Wertheimer war unselbstständig, dachte ich. In vielem feinfühliger als ich, aber, das war sein größter Fehler, letzten Endes nur mit falschen Gefühlen ausgestattet, tatsächlich ein Untergeher, dachte ich. (Seite 96f) Seit Wertheimers Eltern mit ihrem Auto bei Brixen in eine Schlucht gestürzt waren, hatte er nur noch seine Schwester. Mit ihr wohnte er zwei Jahrzehnte lang am Kohlmarkt in Wien, bis sie mit sechsundvierzig einen Schweizer Chemiekonzernbesitzer namens Duttweiler heiratete und zu ihm nach Zizers bei Chur zog. An dem Tag, an welchem ihn seine Schwester verlassen hat, schwor er ihr ewigen Hass und hat alle Vorhänge der Kohlmarktwohnung zugezogen, um sie nie wieder zu öffnen. Immerhin hat er sein Vorhaben vierzehn Tage durchhalten können, am vierzehnten Tag öffnete er die Vorhänge der Kohlmarktwohnung wieder und stürzte wie wahnsinnig auf die Straße, ausgehungert nach Essen und Menschen. Der Untergeher ist aber schon auf dem Graben zusammengebrochen, wie ich weiß. Nur dem Glück, dass ein ihm Verwandter gerade vorbeiging, hatte er es zu verdanken, dass er gleich wieder in seine Wohnung zurückgebracht worden ist, dachte ich, sonst hätten sie ihn wahrscheinlich in die Irrenanstalt am Steinhof eingeliefert, denn sein Aussehen war das eines Irrsinnigen. (Seite 30)
Der Erzähler, der nach der Aufgabe seines Traums von einer Klaviervirtuosenkarriere "Weltanschauungskünstler" (Seite 49) geworden war und vor neun Jahren damit begonnen hatte, ein Buch über Glenn Gould zu schreiben, hielt es schließlich in seinem Haus in Desselbrunn nicht mehr aus, weil es zum Symbol seiner Selbstaufgabe geworden war.
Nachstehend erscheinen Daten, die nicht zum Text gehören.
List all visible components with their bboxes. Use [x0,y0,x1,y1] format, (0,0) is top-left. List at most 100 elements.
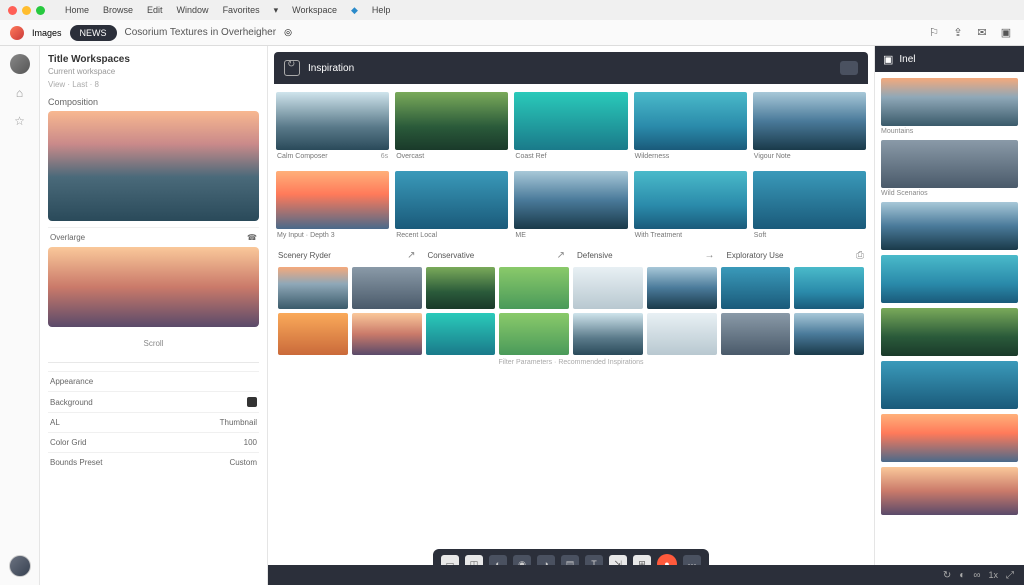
thumb[interactable] [426,313,496,355]
left-rail: ⌂ ☆ [0,46,40,585]
card[interactable]: Coast Ref [514,92,627,163]
thumb[interactable] [426,267,496,309]
right-item[interactable] [881,308,1018,356]
status-link-icon[interactable]: ∞ [973,570,980,581]
card[interactable]: With Treatment [634,171,747,242]
refresh-icon[interactable] [284,60,300,76]
right-panel-header: ▣ Inel [875,46,1024,72]
sidebar-title: Title Workspaces [48,54,259,65]
prop-background[interactable]: Background [48,391,259,412]
sidebar: Title Workspaces Current workspace View … [40,46,268,585]
panel-options-icon[interactable] [840,61,858,75]
grid-row-1: Calm Composer6s Overcast Coast Ref Wilde… [276,92,866,163]
preview-image-2[interactable] [48,247,259,327]
archive-icon[interactable]: ▣ [998,25,1014,41]
thumb[interactable] [278,313,348,355]
chat-icon[interactable]: ✉ [974,25,990,41]
close-window[interactable] [8,6,17,15]
color-swatch[interactable] [247,397,257,407]
status-expand-icon[interactable]: ⤢ [1006,570,1014,581]
thumb[interactable] [352,313,422,355]
thumb[interactable] [278,267,348,309]
app-brand: Images [32,28,62,38]
right-item[interactable] [881,255,1018,303]
expand-icon: ↗ [407,250,415,261]
main-panel: Inspiration Calm Composer6s Overcast Coa… [268,46,874,585]
menu-favorites[interactable]: Favorites [223,5,260,15]
thumb[interactable] [794,313,864,355]
rail-bookmark-icon[interactable]: ☆ [11,112,29,130]
maximize-window[interactable] [36,6,45,15]
card[interactable]: Recent Local [395,171,508,242]
prop-color-grid[interactable]: Color Grid100 [48,432,259,452]
news-pill[interactable]: NEWS [70,25,117,41]
card[interactable]: My Input · Depth 3 [276,171,389,242]
card[interactable]: Vigour Note [753,92,866,163]
window-controls [8,6,45,15]
section-defensive[interactable]: Defensive→ [577,250,715,261]
menu-home[interactable]: Home [65,5,89,15]
prop-thumbnail[interactable]: ALThumbnail [48,412,259,432]
sidebar-meta: View · Last · 8 [48,80,259,89]
right-item[interactable] [881,414,1018,462]
right-item[interactable] [881,361,1018,409]
expand-icon: ↗ [557,250,565,261]
thumb[interactable] [573,267,643,309]
section-conservative[interactable]: Conservative↗ [428,250,566,261]
statusbar: ↻ ◐ ∞ 1x ⤢ [268,565,1024,585]
thumb[interactable] [573,313,643,355]
toolbar: Images NEWS Cosorium Textures in Overhei… [0,20,1024,46]
right-item[interactable] [881,467,1018,515]
menu-edit[interactable]: Edit [147,5,163,15]
preview-image-1[interactable] [48,111,259,221]
grid-row-2: My Input · Depth 3 Recent Local ME With … [276,171,866,242]
zoom-level[interactable]: 1x [988,570,998,580]
sidebar-subtitle: Current workspace [48,67,259,76]
scroll-label: Scroll [48,333,259,354]
bottom-grid [276,267,866,355]
right-item[interactable]: Wild Scenarios [881,140,1018,197]
phone-icon: ☎ [247,233,257,242]
thumb[interactable] [647,267,717,309]
card[interactable]: ME [514,171,627,242]
user-avatar[interactable] [10,54,30,74]
notifications-icon[interactable]: ⚐ [926,25,942,41]
share-icon[interactable]: ⇪ [950,25,966,41]
right-item[interactable] [881,202,1018,250]
rail-profile-avatar[interactable] [9,555,31,577]
card[interactable]: Calm Composer6s [276,92,389,163]
bottom-caption: Filter Parameters · Recommended Inspirat… [276,355,866,370]
section-scenery[interactable]: Scenery Ryder↗ [278,250,416,261]
menu-window[interactable]: Window [177,5,209,15]
thumb[interactable] [647,313,717,355]
thumb[interactable] [352,267,422,309]
panel-icon: ▣ [883,53,893,66]
thumb[interactable] [499,313,569,355]
prop-appearance[interactable]: Appearance [48,371,259,391]
status-moon-icon[interactable]: ◐ [959,570,965,581]
menu-workspace[interactable]: Workspace [292,5,337,15]
panel-header: Inspiration [274,52,868,84]
document-title: Cosorium Textures in Overheigher [125,27,277,38]
menubar: Home Browse Edit Window Favorites ▾ Work… [0,0,1024,20]
menu-help[interactable]: Help [372,5,391,15]
thumb[interactable] [794,267,864,309]
card[interactable]: Soft [753,171,866,242]
print-icon: ⎙ [856,250,864,261]
section-exploratory[interactable]: Exploratory Use⎙ [727,250,865,261]
panel-title: Inspiration [308,63,354,74]
sync-status-icon: ◎ [284,27,292,38]
prop-bounds[interactable]: Bounds PresetCustom [48,452,259,472]
thumb[interactable] [721,313,791,355]
card[interactable]: Wilderness [634,92,747,163]
section-overlarge[interactable]: Overlarge☎ [48,227,259,247]
status-sync-icon[interactable]: ↻ [943,570,951,581]
rail-home-icon[interactable]: ⌂ [11,84,29,102]
menu-browse[interactable]: Browse [103,5,133,15]
section-headers: Scenery Ryder↗ Conservative↗ Defensive→ … [276,250,866,261]
minimize-window[interactable] [22,6,31,15]
card[interactable]: Overcast [395,92,508,163]
thumb[interactable] [499,267,569,309]
right-item[interactable]: Mountains [881,78,1018,135]
thumb[interactable] [721,267,791,309]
Inzwischen lebt er in Madrid. |
Buchbesprechung:
"Der Untergeher" ist ein Künstlerroman über drei ehrgeizige und hoch begabte Musiker. Während Glenn Gould seine Persönlichkeit auslöscht und sich zur perfekten "Kunstmaschine" macht, zerbrechen seine beiden Studienfreunde – Wertheimer und der namenlose Erzähler – an der Begegnung mit dem Genie.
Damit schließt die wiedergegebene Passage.